Bacaan Pertama: Kitab Penghakiman (Keb 7:22–8:1)
Kitab Penghakiman menyampaikan bahwa kebijaksanaan Allah adalah roh yang arif dan kudus, yang mampu menembus segala sesuatu. Ia tidak hanya memperkuat kekuatan Tuhan tetapi juga menjadi pancaran kemuliaan-Nya. Kebijaksanaan ini lebih lincah dari segala gerakan dan mampu membaharui segala sesuatu. Dengan kebijaksanaan, manusia dapat menemukan jalan menuju kebaikan sejati dan menjalani hidup dengan penuh pengertian.
Mazmur Tanggapan: Mazmur 119
Mazmur 119 mengingatkan kita bahwa firman Tuhan tetap teguh selama-lamanya. Firman-Nya memberi terang dan pengertian bagi orang-orang bodoh, serta menjadi sumber ketetapan dan kebijaksanaan. Dengan membaca dan merenungkan firman Tuhan, kita dapat memperkuat iman dan mendapatkan kekuatan untuk menghadapi tantangan hidup.
Injil: Lukas 17:20–25
Yesus menjawab pertanyaan orang Farisi tentang kapan Kerajaan Allah akan datang. Ia menjelaskan bahwa Kerajaan Allah tidak bisa dilihat secara lahiriah. Tidak ada tanda-tanda yang jelas, tetapi ia hadir di antara kita. Yesus juga mengingatkan murid-murid-Nya bahwa mereka akan ingin melihat hari Anak Manusia, tetapi mereka tidak akan melihatnya. Mereka harus waspada terhadap penipuan dan tidak percaya pada berita-berita palsu.

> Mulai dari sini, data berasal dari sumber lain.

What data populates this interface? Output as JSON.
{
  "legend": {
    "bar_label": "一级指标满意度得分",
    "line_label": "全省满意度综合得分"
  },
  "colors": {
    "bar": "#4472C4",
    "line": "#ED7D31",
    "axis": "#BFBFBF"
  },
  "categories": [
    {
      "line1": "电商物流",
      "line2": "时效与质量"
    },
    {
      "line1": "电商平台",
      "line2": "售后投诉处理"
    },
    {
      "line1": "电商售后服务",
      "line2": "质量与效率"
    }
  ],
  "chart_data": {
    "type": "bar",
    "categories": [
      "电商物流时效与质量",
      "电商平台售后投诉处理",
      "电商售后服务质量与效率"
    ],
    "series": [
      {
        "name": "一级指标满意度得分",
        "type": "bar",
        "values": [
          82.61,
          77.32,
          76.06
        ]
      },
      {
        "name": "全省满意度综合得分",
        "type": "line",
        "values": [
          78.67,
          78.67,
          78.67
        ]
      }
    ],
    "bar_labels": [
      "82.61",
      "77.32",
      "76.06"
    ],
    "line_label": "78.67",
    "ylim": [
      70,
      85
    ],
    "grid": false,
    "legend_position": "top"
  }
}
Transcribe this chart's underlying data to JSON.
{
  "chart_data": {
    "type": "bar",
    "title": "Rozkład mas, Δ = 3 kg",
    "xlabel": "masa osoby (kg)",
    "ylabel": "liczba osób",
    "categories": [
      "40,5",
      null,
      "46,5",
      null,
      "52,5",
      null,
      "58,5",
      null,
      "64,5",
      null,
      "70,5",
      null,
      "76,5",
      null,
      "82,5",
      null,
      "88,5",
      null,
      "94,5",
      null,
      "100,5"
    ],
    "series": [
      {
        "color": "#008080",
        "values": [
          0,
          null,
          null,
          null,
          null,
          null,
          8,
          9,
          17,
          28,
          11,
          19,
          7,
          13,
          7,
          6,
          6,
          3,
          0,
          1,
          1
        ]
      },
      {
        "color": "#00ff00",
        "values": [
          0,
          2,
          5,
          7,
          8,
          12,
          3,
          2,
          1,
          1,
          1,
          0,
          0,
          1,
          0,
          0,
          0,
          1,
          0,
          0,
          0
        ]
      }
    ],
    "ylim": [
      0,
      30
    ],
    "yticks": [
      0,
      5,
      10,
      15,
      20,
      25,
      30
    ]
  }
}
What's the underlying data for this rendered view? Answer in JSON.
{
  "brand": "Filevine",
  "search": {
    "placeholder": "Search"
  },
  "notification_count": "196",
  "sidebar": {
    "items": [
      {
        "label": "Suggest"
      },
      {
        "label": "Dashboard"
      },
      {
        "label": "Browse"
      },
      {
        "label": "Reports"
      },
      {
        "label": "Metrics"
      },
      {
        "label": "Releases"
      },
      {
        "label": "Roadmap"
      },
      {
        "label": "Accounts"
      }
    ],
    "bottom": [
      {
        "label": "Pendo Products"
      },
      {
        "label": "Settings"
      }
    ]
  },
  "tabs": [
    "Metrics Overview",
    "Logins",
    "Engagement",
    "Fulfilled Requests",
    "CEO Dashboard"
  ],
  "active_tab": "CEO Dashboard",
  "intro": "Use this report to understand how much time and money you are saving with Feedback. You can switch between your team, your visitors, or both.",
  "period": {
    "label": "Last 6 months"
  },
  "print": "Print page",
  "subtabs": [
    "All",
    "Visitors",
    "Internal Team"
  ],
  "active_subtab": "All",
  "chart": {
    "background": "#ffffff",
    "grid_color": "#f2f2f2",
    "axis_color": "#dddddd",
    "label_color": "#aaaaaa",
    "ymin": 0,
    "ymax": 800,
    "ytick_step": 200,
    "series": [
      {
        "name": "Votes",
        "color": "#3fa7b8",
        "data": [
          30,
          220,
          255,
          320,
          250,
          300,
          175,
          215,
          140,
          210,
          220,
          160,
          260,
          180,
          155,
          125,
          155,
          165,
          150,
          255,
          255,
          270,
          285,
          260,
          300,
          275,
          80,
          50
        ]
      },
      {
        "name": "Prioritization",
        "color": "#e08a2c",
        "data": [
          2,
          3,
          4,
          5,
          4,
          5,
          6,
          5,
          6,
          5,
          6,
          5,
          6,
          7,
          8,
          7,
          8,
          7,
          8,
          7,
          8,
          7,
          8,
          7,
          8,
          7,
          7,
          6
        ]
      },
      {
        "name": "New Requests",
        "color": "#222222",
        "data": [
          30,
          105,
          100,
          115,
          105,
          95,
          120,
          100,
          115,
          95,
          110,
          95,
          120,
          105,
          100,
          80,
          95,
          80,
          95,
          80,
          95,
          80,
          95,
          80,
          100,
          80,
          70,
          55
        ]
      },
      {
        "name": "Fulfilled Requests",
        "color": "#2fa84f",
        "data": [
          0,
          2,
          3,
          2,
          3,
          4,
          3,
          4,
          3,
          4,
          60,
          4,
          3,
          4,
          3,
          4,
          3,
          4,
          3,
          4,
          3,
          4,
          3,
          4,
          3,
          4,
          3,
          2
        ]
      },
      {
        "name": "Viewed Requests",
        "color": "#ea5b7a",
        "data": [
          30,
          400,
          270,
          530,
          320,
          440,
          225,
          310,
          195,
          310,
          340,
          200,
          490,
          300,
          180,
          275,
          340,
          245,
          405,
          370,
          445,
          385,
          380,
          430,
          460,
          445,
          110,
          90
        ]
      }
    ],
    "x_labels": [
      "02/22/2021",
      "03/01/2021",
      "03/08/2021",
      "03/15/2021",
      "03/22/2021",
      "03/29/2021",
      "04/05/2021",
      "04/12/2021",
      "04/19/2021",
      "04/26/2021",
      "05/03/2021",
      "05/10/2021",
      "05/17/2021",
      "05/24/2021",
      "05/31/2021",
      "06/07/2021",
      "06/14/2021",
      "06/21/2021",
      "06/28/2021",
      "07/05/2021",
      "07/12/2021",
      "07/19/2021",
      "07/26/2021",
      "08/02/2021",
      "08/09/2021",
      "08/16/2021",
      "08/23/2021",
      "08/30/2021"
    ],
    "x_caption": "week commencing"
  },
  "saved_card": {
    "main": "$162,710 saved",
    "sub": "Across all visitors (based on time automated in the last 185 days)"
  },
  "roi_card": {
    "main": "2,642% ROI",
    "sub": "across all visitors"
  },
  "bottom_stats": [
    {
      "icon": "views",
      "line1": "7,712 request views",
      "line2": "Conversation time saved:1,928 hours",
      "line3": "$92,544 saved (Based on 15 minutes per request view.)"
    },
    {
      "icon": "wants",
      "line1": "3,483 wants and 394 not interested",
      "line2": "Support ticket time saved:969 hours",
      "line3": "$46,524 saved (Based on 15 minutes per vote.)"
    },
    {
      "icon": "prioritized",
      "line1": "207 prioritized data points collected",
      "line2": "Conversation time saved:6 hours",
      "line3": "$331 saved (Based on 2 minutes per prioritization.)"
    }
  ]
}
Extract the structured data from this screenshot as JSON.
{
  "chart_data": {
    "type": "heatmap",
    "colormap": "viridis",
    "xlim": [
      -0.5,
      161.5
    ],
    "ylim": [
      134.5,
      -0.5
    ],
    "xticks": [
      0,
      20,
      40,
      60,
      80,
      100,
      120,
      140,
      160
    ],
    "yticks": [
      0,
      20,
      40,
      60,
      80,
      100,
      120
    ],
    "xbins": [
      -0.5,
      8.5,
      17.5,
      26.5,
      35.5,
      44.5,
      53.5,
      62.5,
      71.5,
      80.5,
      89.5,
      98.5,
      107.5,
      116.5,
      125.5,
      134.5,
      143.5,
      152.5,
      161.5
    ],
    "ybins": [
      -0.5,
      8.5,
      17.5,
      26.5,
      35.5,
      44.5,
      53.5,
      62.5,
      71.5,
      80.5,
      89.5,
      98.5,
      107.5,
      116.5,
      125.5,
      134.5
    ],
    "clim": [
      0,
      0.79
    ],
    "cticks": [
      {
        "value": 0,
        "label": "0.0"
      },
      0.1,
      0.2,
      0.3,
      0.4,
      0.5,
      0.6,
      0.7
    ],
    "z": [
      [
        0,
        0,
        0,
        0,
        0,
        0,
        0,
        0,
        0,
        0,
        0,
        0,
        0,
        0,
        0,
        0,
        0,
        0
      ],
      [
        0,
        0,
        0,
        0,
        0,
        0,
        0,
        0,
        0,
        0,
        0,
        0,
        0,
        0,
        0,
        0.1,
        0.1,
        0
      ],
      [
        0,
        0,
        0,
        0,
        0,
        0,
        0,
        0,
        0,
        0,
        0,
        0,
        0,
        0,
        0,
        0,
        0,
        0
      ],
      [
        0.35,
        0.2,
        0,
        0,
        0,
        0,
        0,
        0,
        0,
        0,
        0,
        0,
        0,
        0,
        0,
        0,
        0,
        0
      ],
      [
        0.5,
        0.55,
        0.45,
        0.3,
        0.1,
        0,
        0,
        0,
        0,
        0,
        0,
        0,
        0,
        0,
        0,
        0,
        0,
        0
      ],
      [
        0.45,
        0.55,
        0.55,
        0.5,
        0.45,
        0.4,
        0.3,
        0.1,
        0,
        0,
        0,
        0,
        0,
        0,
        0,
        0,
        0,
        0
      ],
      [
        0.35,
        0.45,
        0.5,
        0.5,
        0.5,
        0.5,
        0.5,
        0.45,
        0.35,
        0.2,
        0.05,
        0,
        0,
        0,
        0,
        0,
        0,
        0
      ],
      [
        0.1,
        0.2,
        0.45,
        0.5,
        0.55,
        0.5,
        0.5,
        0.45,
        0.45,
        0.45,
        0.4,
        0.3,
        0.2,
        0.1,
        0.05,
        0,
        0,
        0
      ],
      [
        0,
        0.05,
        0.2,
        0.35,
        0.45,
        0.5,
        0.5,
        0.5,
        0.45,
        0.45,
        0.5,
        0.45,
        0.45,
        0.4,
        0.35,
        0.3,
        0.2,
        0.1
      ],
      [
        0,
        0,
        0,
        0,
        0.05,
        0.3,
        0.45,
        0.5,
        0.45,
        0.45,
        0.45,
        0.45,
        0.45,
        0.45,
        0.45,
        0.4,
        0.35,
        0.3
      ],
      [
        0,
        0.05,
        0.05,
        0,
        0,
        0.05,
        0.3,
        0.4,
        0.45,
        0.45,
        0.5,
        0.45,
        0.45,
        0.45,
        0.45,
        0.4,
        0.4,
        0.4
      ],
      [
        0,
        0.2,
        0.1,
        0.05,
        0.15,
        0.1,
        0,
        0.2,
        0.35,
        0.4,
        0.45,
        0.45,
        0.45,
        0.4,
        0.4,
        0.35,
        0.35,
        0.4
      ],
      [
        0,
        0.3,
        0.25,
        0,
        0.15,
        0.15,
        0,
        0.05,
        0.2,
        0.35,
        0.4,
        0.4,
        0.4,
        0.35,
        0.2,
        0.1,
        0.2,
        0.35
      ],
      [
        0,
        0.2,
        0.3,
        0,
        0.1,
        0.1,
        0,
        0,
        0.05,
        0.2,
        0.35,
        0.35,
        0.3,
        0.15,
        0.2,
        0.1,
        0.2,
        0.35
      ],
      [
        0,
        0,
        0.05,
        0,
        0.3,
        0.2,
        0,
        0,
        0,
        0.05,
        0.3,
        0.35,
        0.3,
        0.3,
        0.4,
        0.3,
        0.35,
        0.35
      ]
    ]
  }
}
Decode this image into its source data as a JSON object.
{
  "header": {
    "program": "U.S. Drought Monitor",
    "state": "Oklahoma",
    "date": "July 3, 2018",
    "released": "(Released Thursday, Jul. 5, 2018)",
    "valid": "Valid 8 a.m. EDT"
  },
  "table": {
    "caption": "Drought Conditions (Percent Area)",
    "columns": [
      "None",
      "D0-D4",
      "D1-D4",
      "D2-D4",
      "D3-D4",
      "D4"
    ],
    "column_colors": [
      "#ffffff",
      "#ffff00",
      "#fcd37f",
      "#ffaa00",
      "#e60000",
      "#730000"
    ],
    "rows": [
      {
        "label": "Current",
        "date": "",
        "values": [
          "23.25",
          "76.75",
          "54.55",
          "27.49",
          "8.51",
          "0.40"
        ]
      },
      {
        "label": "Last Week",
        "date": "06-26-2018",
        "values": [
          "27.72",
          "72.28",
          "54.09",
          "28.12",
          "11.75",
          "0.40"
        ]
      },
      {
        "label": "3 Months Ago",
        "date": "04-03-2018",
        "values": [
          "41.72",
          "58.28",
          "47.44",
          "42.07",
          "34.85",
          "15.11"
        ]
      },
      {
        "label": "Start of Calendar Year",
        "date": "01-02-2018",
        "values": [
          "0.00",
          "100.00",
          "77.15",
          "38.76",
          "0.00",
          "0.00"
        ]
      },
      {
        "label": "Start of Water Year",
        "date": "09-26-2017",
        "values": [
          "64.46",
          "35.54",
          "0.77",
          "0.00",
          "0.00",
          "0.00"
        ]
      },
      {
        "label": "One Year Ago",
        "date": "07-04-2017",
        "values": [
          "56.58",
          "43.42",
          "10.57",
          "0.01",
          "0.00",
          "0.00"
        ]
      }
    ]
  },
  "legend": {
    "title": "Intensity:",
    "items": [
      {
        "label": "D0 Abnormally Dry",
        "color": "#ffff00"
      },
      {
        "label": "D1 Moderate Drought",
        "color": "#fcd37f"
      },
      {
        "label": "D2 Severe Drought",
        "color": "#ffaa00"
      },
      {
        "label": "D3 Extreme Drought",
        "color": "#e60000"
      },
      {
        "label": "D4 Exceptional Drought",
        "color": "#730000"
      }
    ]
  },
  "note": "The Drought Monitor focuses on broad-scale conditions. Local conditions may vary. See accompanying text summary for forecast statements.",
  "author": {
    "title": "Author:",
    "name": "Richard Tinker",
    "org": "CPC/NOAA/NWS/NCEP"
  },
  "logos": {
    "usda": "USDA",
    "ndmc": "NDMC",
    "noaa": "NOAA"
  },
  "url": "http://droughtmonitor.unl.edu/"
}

Bacaan Kedua: Yeremia 12:1–16
Dalam Bacaan Kedua, nabi Yeremia diperintahkan oleh Tuhan untuk melakukan tindakan simbolis sebagai peringatan bagi bangsa Israel. Ia diminta untuk membawa barang-barang seperti seorang buangan dan keluar dari rumahnya di malam hari. Ini menjadi lambang bagi kaum Israel yang akan dibuang karena pemberontakan mereka terhadap Tuhan. Namun, Tuhan juga menjanjikan bahwa beberapa dari mereka akan selamat dan menceritakan pengalaman mereka kepada bangsa-bangsa lain.
Teladan Santo Stanislaus Kostka
Santo Stanislaus Kostka lahir di Polandia dan merupakan seorang pemuda yang saleh dan sabar. Meskipun menghadapi perlakuan kasar dari kakaknya, Paul, ia tetap bersabar dan beriman. Saat sakit kritis, ia memohon bantuan Santa Barbara dan diberkati dengan komuni kudus. Setelah sembuh, ia bertekad untuk masuk Serikat Yesus. Dengan tekad yang kuat, ia melarikan diri ke Roma dan diterima sebagai novis. Stanislaus menjalani masa novisiatnya dengan setia dan menjadi contoh bagi banyak orang.
Ia meninggal dalam usia 17 tahun, tepat pada Hari Raya Maria Diangkat Ke Surga. Sejak saat itu, banyak orang sembuh karena doa dan interseksinya. Salah satu mujizat terbesarnya adalah perubahan hidup kakaknya, Paul, yang akhirnya menjadi orang kudus.
Kesimpulan
Bacaan liturgi hari ini mengajarkan kita tentang kebijaksanaan Allah, kehadiran Kerajaan-Nya, dan teladan Santo Stanislaus Kostka. Dengan merenungkan firman Tuhan dan meneladani orang-orang kudus, kita dapat memperkuat iman dan menjalani hidup dengan penuh makna. Semoga kita semua dapat belajar dari kehidupan Santo Stanislaus dan terus berusaha menjadi pribadi yang saleh dan taat kepada Tuhan.